Bringing Data Into R
Before R can read your data, you have to bring it inside the program. Most of the time, data lives inside a file on your computer. R has simple commands to open almost any file type.
CSV Files
A very basic spreadsheet file. This is the most common format.
read.csv("file.csv")
Excel Files
Files made directly in Microsoft Excel. You need a package for this.
read_excel("data.xlsx")
Web Data
You can paste a web link, and R will download the data right from the internet.
read.csv("http...")
The 3 Flavors of Data
R needs to know exactly what kind of facts it is looking at. You cannot do math on a word, and you cannot spell with a number. There are three main types you must know:
Numbers
Also known as "Numeric". Used for math, age, height, and money.
price <- 19.99
Words
Also known as "Characters" or "Strings". Always put them inside quote marks.
city <- "Tokyo"
True / False
Also known as "Logical". Used to answer yes or no questions.
is_open <- FALSE
Cleaning Messy Data
In the real world, data is never perfect. People spell things wrong, or they forget to fill out forms. When a box is empty, R calls it NA (Not Available). You have to clean this up before doing math.
Grouping Things Together
Imagine a pile of mixed coins. To count them, you would first separate the pennies, nickels, and dimes into their own groups. Then, you count each group.
R does exactly this with a tool called group_by(). You can ask R to group all sales by "City", and then find the average money made in each city. It does this instantly.
Making Reports: R Markdown
Nobody wants to read raw computer code. Your boss just wants the answers and the charts.
R Markdown is a magic tool. It lets you write normal English words, and put your R code right next to it. When you press a button called "Knit", R squishes everything together and creates a beautiful PDF or Word Document.
- Code runs automatically.
- Charts update by themselves.
- It looks incredibly professional.
Sales Report
Here is the chart showing our growth this year. As you can see, profits are up.
The Big Fight: R vs. Python
R
The Specialist
- Built by statisticians for data.
- The best charts out of the box.
- Incredible for academic research.
Python
The All-Rounder
- Built for any type of programming.
- Great for making websites or apps.
- The favorite for deep Artificial Intelligence.
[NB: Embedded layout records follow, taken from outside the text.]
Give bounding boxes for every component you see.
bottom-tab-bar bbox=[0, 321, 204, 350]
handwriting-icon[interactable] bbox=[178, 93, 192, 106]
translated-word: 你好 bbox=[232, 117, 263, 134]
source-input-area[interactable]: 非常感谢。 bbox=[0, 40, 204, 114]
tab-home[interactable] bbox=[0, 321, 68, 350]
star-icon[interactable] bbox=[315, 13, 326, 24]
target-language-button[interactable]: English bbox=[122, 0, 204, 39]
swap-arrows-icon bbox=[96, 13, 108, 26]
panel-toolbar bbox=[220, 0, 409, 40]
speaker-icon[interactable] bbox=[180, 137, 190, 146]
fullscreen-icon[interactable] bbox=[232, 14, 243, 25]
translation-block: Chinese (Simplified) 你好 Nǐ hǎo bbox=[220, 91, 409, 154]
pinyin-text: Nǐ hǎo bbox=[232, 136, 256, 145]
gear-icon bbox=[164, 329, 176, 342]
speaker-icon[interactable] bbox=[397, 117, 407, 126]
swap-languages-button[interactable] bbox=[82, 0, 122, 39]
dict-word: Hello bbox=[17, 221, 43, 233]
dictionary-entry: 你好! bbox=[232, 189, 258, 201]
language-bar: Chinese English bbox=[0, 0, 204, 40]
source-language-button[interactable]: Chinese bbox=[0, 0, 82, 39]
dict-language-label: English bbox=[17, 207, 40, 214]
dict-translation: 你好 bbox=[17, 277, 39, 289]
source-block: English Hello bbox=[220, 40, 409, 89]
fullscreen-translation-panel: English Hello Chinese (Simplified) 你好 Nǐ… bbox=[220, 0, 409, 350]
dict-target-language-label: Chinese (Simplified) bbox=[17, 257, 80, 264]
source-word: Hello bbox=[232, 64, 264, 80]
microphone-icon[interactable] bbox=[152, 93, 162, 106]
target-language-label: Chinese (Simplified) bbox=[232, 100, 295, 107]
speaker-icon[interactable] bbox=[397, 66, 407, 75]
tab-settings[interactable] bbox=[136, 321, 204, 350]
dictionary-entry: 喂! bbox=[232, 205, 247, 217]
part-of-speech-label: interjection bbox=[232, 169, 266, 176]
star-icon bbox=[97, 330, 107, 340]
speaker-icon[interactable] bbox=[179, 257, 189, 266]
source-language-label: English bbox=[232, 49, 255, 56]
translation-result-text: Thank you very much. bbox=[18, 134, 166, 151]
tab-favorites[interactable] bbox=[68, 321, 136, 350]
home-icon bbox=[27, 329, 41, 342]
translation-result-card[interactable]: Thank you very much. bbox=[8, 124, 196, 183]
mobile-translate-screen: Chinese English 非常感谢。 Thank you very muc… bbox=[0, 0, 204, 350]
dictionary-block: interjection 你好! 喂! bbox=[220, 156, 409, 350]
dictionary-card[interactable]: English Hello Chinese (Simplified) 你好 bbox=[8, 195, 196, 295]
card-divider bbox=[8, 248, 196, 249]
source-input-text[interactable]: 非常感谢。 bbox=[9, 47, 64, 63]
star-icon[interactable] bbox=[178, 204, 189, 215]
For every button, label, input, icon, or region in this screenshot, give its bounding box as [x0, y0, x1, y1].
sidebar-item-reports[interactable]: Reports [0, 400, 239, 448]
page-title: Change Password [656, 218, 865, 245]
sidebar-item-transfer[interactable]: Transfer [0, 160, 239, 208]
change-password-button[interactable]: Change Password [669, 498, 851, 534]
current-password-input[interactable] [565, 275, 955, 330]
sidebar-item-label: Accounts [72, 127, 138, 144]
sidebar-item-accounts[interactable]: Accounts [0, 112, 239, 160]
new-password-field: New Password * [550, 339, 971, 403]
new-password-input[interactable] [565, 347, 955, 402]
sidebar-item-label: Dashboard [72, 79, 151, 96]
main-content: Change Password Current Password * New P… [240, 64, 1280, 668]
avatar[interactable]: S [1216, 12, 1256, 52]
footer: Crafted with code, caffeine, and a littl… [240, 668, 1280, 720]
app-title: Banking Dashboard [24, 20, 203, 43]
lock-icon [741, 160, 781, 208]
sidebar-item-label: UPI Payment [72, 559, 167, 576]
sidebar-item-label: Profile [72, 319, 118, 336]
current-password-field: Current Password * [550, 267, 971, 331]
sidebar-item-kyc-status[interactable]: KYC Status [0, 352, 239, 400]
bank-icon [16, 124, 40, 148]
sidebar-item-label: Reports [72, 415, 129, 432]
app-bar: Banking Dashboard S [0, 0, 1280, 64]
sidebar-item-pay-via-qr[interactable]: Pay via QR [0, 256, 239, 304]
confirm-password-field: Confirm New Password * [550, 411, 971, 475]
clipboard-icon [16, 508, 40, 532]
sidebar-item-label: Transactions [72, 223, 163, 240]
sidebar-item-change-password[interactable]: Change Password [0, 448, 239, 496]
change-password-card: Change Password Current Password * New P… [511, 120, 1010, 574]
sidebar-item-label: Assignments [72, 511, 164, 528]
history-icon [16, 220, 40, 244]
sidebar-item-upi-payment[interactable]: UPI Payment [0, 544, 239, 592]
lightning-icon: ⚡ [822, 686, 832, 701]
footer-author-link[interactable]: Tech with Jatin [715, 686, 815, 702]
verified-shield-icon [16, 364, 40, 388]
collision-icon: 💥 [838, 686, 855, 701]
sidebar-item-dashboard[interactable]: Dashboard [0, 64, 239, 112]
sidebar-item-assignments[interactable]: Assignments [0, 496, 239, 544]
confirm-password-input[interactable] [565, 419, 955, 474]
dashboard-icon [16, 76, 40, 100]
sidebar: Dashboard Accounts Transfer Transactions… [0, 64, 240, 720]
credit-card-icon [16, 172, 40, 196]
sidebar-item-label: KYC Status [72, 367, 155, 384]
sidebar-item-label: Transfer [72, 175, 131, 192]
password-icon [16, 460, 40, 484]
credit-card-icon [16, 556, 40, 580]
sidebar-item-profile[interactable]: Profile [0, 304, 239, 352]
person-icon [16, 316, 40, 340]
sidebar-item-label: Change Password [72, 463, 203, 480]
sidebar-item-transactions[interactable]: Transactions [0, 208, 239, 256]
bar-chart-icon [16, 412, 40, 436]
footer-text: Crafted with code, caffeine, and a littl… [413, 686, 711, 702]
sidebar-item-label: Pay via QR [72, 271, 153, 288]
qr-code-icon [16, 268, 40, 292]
Conclusion: Both are amazing. Pick R for pure data work, pick Python to build software.
Common Beginner Mistakes
Computers are very strict. If you make a tiny typo, the computer will stop working and give you an error. Here are the 3 most common traps beginners fall into.
R cares about big and small letters. Age is
completely different from age. If you mix them up, R will be confused.
If you open a door, you have to close it. If you type an open
bracket (, you MUST type a closing bracket ) at the end.
When giving R a list of numbers, you must put a comma between
every single item. c(1, 2, 3) works. c(1 2 3) will crash.
You Are Not Alone: The Community
Learning to code can be hard. The good news is that R has one of the nicest, most helpful groups of users on the internet.
If your code is broken and you do not know why, someone has probably already had the exact same problem, and someone else has posted the answer online.
Saving Your Results
Once you clean your data and make a chart, you need to get it OUT of R to share it with your boss or team.
Save as CSV
Push your clean data back into a spreadsheet file everyone can open.
Save as Image
Download your charts as high-quality pictures to put in presentations.
The Secret: Cheat Sheets
You Do Not Have to Memorize Anything.
Even experts look up codes every single day. Nobody remembers all the commands.
The creators of RStudio make free Cheat Sheets. These are 1-page PDF documents that show you exactly what to type to get things done.
If you want to make a chart, you just print out the "Data Visualization Cheat Sheet" and keep it next to your keyboard. It is that simple!